Amidst all this, the immensely complicated conflicts in Syria and across its border with Iraq could blow tear gas into the oil markets, disrupting even further, yet also pushing combatants to maximise oil sales to fund their war efforts.
And it's hard to find anyone who thinks that the climate change summit summit in Paris will make much difference to the market for the dirty black stuff.
There is a campaign to keep the oil in the ground, as part of the effort to constrain average temperature rises.
But while prices have dropped, OPEC production has increased from 30 million barrels per day to more than 31 million.
Indonesia has re-joined the cartel, and as that figure doesn't include the contribution from Iran, it seems the 30 million barrel target has become worthless and irrelevant. Could OPEC follow suit?
UK: "sustained fear"
Closer to home, the UK has been producing 1.4 million to 1.5 million barrels per day (or the gas equivalent).
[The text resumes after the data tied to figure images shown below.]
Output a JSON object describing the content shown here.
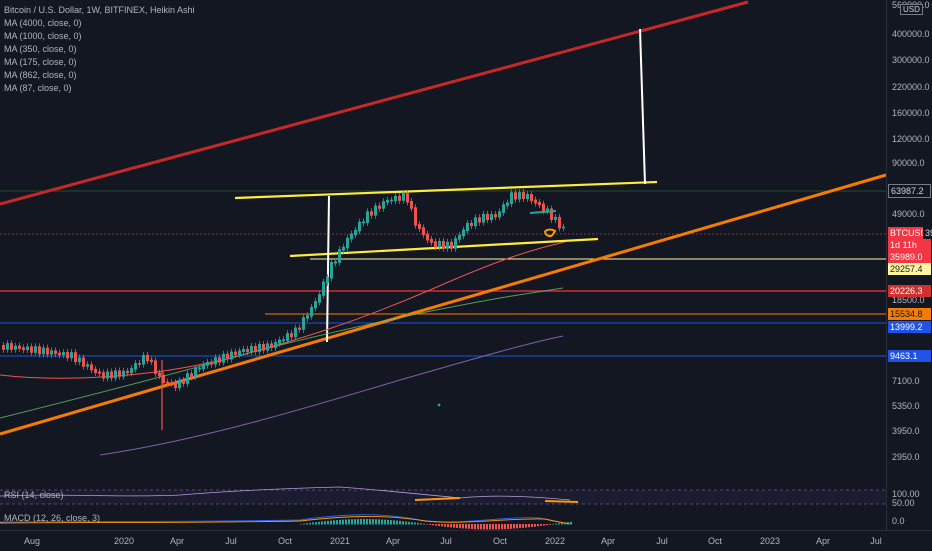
{
  "legend": {
    "title": "Bitcoin / U.S. Dollar, 1W, BITFINEX, Heikin Ashi",
    "mas": [
      "MA (4000, close, 0)",
      "MA (1000, close, 0)",
      "MA (350, close, 0)",
      "MA (175, close, 0)",
      "MA (862, close, 0)",
      "MA (87, close, 0)"
    ]
  },
  "price_axis": {
    "currency": "USD",
    "ticks": [
      "560000.0",
      "400000.0",
      "300000.0",
      "220000.0",
      "160000.0",
      "120000.0",
      "90000.0",
      "49000.0",
      "18500.0",
      "7100.0",
      "5350.0",
      "3950.0",
      "2950.0"
    ],
    "labels": [
      {
        "text": "63987.2",
        "bg": "#131722",
        "fg": "#d1d4dc",
        "border": "#787b86"
      },
      {
        "text": "BTCUSD",
        "bg": "#f23645",
        "fg": "#ffffff"
      },
      {
        "text": "39129.7",
        "bg": "#131722",
        "fg": "#d1d4dc"
      },
      {
        "text": "1d 11h",
        "bg": "#f23645",
        "fg": "#ffffff"
      },
      {
        "text": "35989.0",
        "bg": "#f23645",
        "fg": "#ffffff"
      },
      {
        "text": "29257.4",
        "bg": "#fff59d",
        "fg": "#131722"
      },
      {
        "text": "20226.3",
        "bg": "#d32f2f",
        "fg": "#ffffff"
      },
      {
        "text": "15534.8",
        "bg": "#f57c00",
        "fg": "#131722"
      },
      {
        "text": "13999.2",
        "bg": "#1e53e5",
        "fg": "#ffffff"
      },
      {
        "text": "9463.1",
        "bg": "#1e53e5",
        "fg": "#ffffff"
      }
    ]
  },
  "time_axis": [
    "Aug",
    "2020",
    "Apr",
    "Jul",
    "Oct",
    "2021",
    "Apr",
    "Jul",
    "Oct",
    "2022",
    "Apr",
    "Jul",
    "Oct",
    "2023",
    "Apr",
    "Jul"
  ],
  "rsi": {
    "label": "RSI (14, close)",
    "ticks": [
      "100.00",
      "50.00"
    ]
  },
  "macd": {
    "label": "MACD (12, 26, close, 3)",
    "ticks": [
      "0.0"
    ]
  },
  "colors": {
    "up": "#26a69a",
    "down": "#ef5350",
    "channel_top": "#c62828",
    "channel_low": "#f57c00",
    "range": "#ffeb3b"
  }
}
Unlike those whose wells are in the desert, it's not viable to switch off offshore production while prices are low.
Output should be about to go up, as Total starts pumping gas from its long-delayed Laggan-Tormore field, west of Shetland.
But the word from Oil and Gas UK is that there is now a "sustained fear" that prices will stay low for a long time.
One of the trade body's senior managers told BBC radio on Wednesday that fields are losing money at current prices, and some aren't even covering their production costs.
The consequence, says, Mike Tholen, will be fewer fields producing by the end of 2016.
And with exploration all but dried up, there won't be fields to replace them.